Certo apenas que o fenômeno Leon vai disputar a Liga e agora como capitão. Difícil saber o que esperar deste time desfalcado.



  • Vitor

    Sei que é regime cubano e temos que aceitar, mas essa imposição de ter de jogar em Cuba mesmo sem uma liga profissional é absurda. Acaba acontecendo isso tipo de coisas. Os jogadores vão em busca do futuro mesmo que isso custe uma vaga na já combalida seleção cubana. Jogar em times melhores, ganhar dinheiro e outras coisas são sonhos de todos os atletas. Difícil pensar que seria diferente com eles. Que brilhem muito no campeonato que disputarem. E de preferência façam o caminho do Camejo. rs

  • Ismael Colomaca

    O regime cubano é ultrapassado e velho. Eu apoio os atletas que desertam !

  • Álvaro Médio

    Pro voleibol, isso é ruim!

    Pra seleção, é ótimo!! Menos um adversário. Leon é bom, mas sozinho não faz verão!

  • tigrao

    Os atletas cubanos sempre foram USADOS por essa DITADURA INSANA de CUBA, em detrimento de suas liberdades individuais sao obrigados a servir ao regime, sao tratados como SERVOS do GRANDE SENHOR FEUDAL DO ARCAICO ESTADO CUBANO… NAO bastasse isso foram discriminados pelo FANFARRAO LULINHA aqui no BRASIL que devolveu atletas fugitivos desse regime as garras CUBANAS e insiste em manter UM ASSASSINO ITALIANO, O TAL BATISTI, sob a protecao do pavilha nacional.

  • rafael

    Sou completamente a favor do regime cubano. É um pais que forma cidadão. Enquanto os garotos e garotas cubanas estão servindo ao seu pai praticando esporte, nos demais estão tacando fogo em indios em praça publica, atirandi seus proprios filhos pela janela e assassinando homossexuais sem motivos…

    • benito montenegro

      Os princípios éticos da sociedade revolucionáaria cubana conquistaram o reconhecimento universal e as
      vitórias do pequeno país, em todas atividades intelectuais e esportivas desprezam contradições. Fique no voleibol, núcleo deste enfoque. Quem é o país lesado e quem é o país imoral, o sistema sócio-eco –
      nomico que produz jovens de qualidades admiráveis tecnicamente, a partir da natureza humanista que
      o caracteriza, dando condições dignas a TODOS cidadãos, não havendo neste país ( segundo a Unesco)
      num uma só criança perambulando nas ruas ou o rico país colonialista europeu que, sem proteger seus
      jovens, tem de buscar os bem formados do pequeno país antilhano.
      PS- Frase de Fidel Castro: ” Nossa missão responsável é a formação e proteção dos seres humanos; não
      a formação de individualikdades.

  • Afonso (RJ)

    Não estou aqui para defender o regime cubano. Longe disso. Sou apologista ferrenho da democracia.
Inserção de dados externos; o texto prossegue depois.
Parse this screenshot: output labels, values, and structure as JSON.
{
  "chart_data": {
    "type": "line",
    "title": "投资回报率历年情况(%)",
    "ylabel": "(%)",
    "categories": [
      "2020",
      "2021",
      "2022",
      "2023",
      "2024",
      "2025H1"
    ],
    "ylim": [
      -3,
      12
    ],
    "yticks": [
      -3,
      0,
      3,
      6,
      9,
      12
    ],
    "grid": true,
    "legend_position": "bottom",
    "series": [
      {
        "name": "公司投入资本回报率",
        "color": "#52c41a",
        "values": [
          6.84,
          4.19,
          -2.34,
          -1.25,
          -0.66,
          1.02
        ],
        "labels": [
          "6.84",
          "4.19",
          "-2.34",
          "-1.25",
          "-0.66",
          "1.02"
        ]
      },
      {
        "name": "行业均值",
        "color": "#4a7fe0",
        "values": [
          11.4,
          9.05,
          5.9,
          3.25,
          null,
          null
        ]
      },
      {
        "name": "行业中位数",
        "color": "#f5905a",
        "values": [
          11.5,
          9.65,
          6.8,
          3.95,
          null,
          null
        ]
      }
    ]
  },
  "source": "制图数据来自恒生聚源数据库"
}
Mas gostaria de lembrar a todos de um fato:

    No Brasil, todo aquele que recebe financiamento por um órgão público (como CNPQ, FAPERJ, FAPESP, etc…), fica automaticamente impedido de se mudar para o exterior, por um período mínimo de 2 anos. Isso é lei. A justificativa, é que se foi feito um investimento na formação do indivíduo com dinheiro público, o beneficiário deverá permanecer no país por um certo período para que haja um mínimo de retorno para a sociedade. Em outras palavras: nossa lei tenta impedir que outros colham os frutos do nosso investimento.

    Apesar de serem coisas diferentes, esporte e educação não deixam de estar interligados. Acho que deveríamos pensar nisso antes de “criminalizar” a atitude cubana em relação aos seus atletas.